As Colley explained it, Redding's four post offices are creatures of historical happenstance.
“In the beginning, from the 1700s to the early 1800s, were the post riders,” he said. They traveled from shoreline outposts delivering mail to the scantily populated rural interior.
“Then came the stagecoach, which stopped at Darling’s Tavern [now a private home, located at the corner of Redding Road and Goodsell Hill Road],” he said.
In 1810, Billy Comstock established the first “post office” in Redding at his home across the street from the tavern.
Four years later, William Sanford opened Redding’s second post office under the name “Redding Town House” in Redding Center. The Old Town House survives as a meeting place for town land-use commissions while the post office relocated across the street from the town hall.

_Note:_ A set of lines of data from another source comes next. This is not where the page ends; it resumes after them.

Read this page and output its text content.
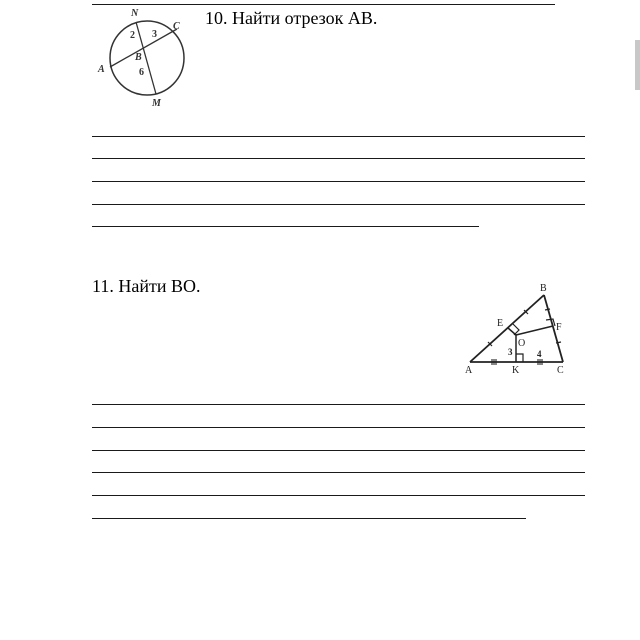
N
C
A
B
M
2 3
6
10. Найти отрезок АВ.
11. Найти ВО.	B
E	F
O
A	K	C
3	4
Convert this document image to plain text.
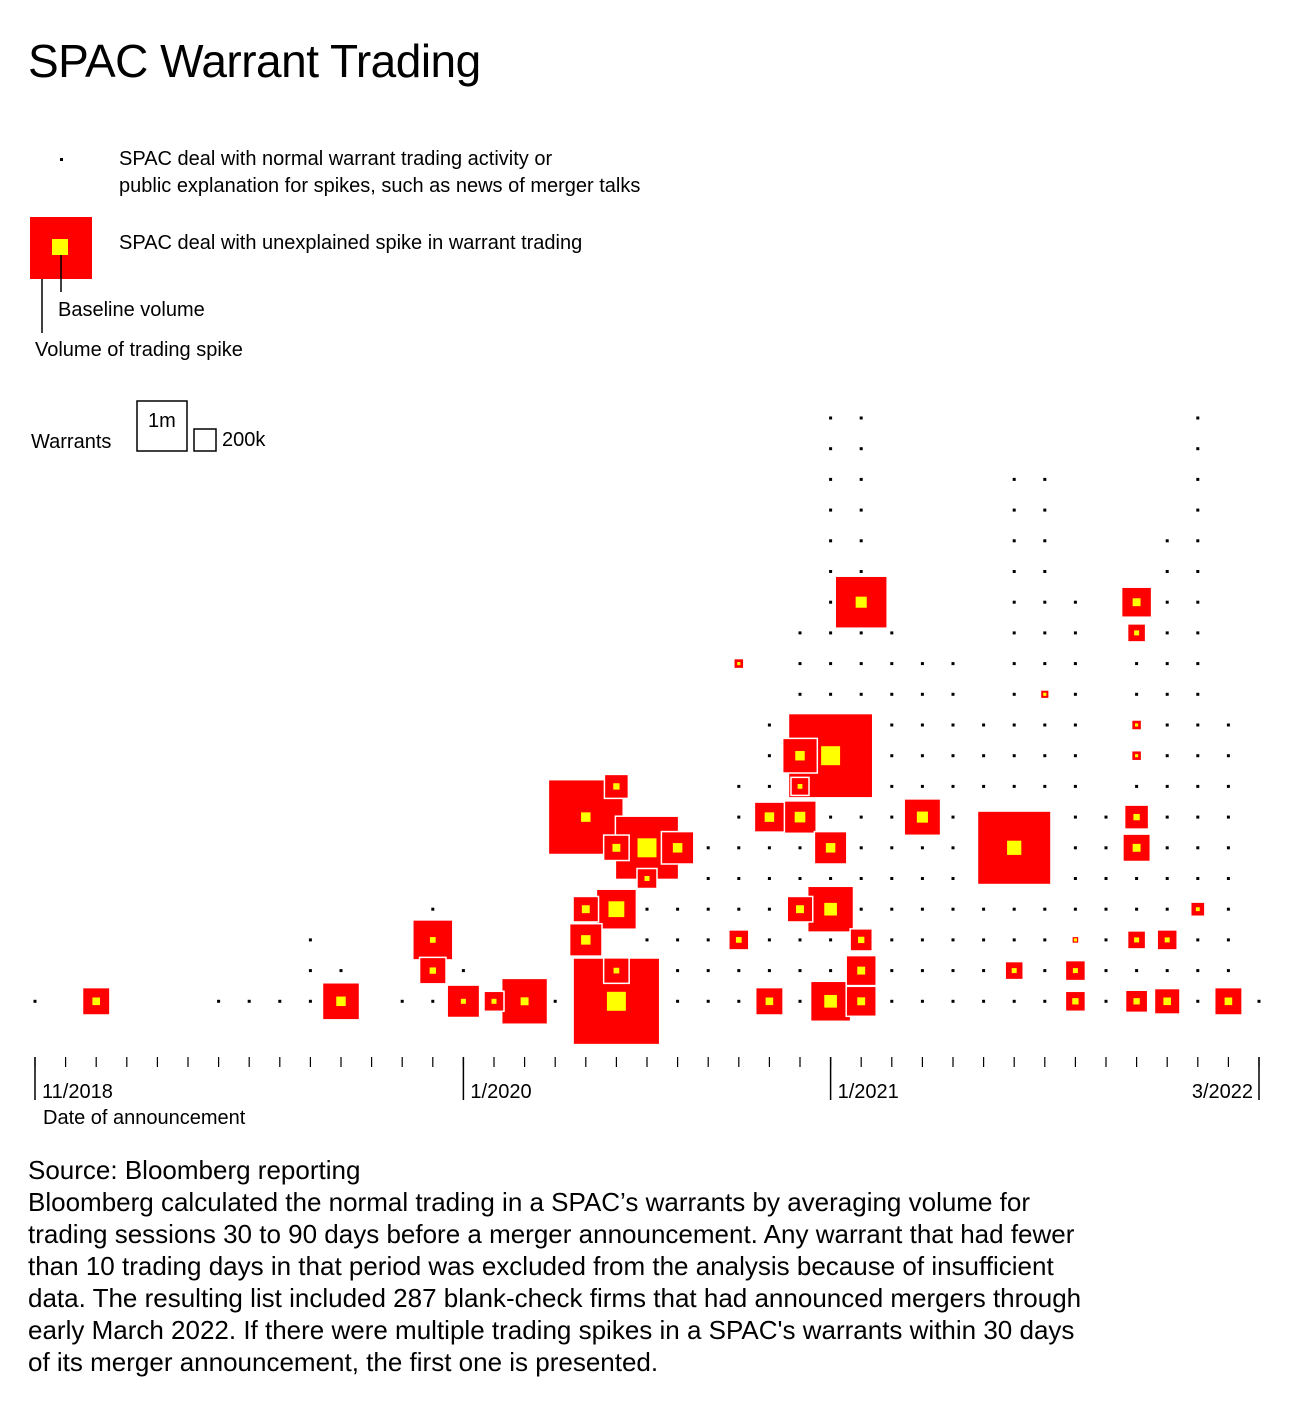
SPAC Warrant Trading
SPAC deal with normal warrant trading activity or
public explanation for spikes, such as news of merger talks
SPAC deal with unexplained spike in warrant trading
Baseline volume
Volume of trading spike
Warrants
1m
200k
11/2018	1/2020	1/2021	3/2022
Date of announcement
Source: Bloomberg reporting
Bloomberg calculated the normal trading in a SPAC’s warrants by averaging volume for trading sessions 30 to 90 days before a merger announcement. Any warrant that had fewer than 10 trading days in that period was excluded from the analysis because of insufficient data. The resulting list included 287 blank-check firms that had announced mergers through early March 2022. If there were multiple trading spikes in a SPAC's warrants within 30 days of its merger announcement, the first one is presented.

When the railroad came through in 1852, Georgetown and West Redding became business hubs. A new post office was established in the general store in Simpaug Turnpike in West Redding (later relocated across the street) and eventually Georgetown, with its “company-town” , had its own as well.
Meanwhile, over on the Ridge, commerce was centered at the old general store. When the historic complex was demolished, new owners built today's and a new home for the Redding Ridge Post Office.
Of the four post offices in Redding, all have post office boxes but only West Redding does the home deliveries once carried out by rural carriers.
When the USPS decided to shut post offices in Bridgeport, Hartford, Waterbury, Stamford and New Haven, as it announced this week, it cited relatively low volume of mail and little “foot traffic” at those locations.
So what volume of mail is handled at each of Redding’s post offices and how many patrons come through the doors and how much revenue does each one generate? In other words, how close do Redding's post offices come to the magic formula for shutdown?
These are questions the answers to which are not readily arrived at.
“Proprietary information” is the USPS watchword, Dugas said.
For the past 26 years, at least, she said, that kind of information has been withheld from public disclosure to avoid giving private companies — think FedEx and UPS — a competitive advantage.
No one wants to see their local post office close and communities are mounting campaigns to protest closures at public meetings. The postal workers’ union is having a say as well.
The USPS says the closings could save $200 million annually. In 2010, the postal service suffered a record $8.5 billion net loss, up from a loss of $3.8 billion the previous year.
Where the USPS is closing post offices, Dugas was quick to emphasize, it was also planning to fill the gap with “village post offices” located in grocery and convenience stores.
Should the USPS fix its focus on Redding, post office counters at existing shops are a possibility.
Then again, some doomsayers might predict a return to the post riders of the distant past, once the oil economy collapses.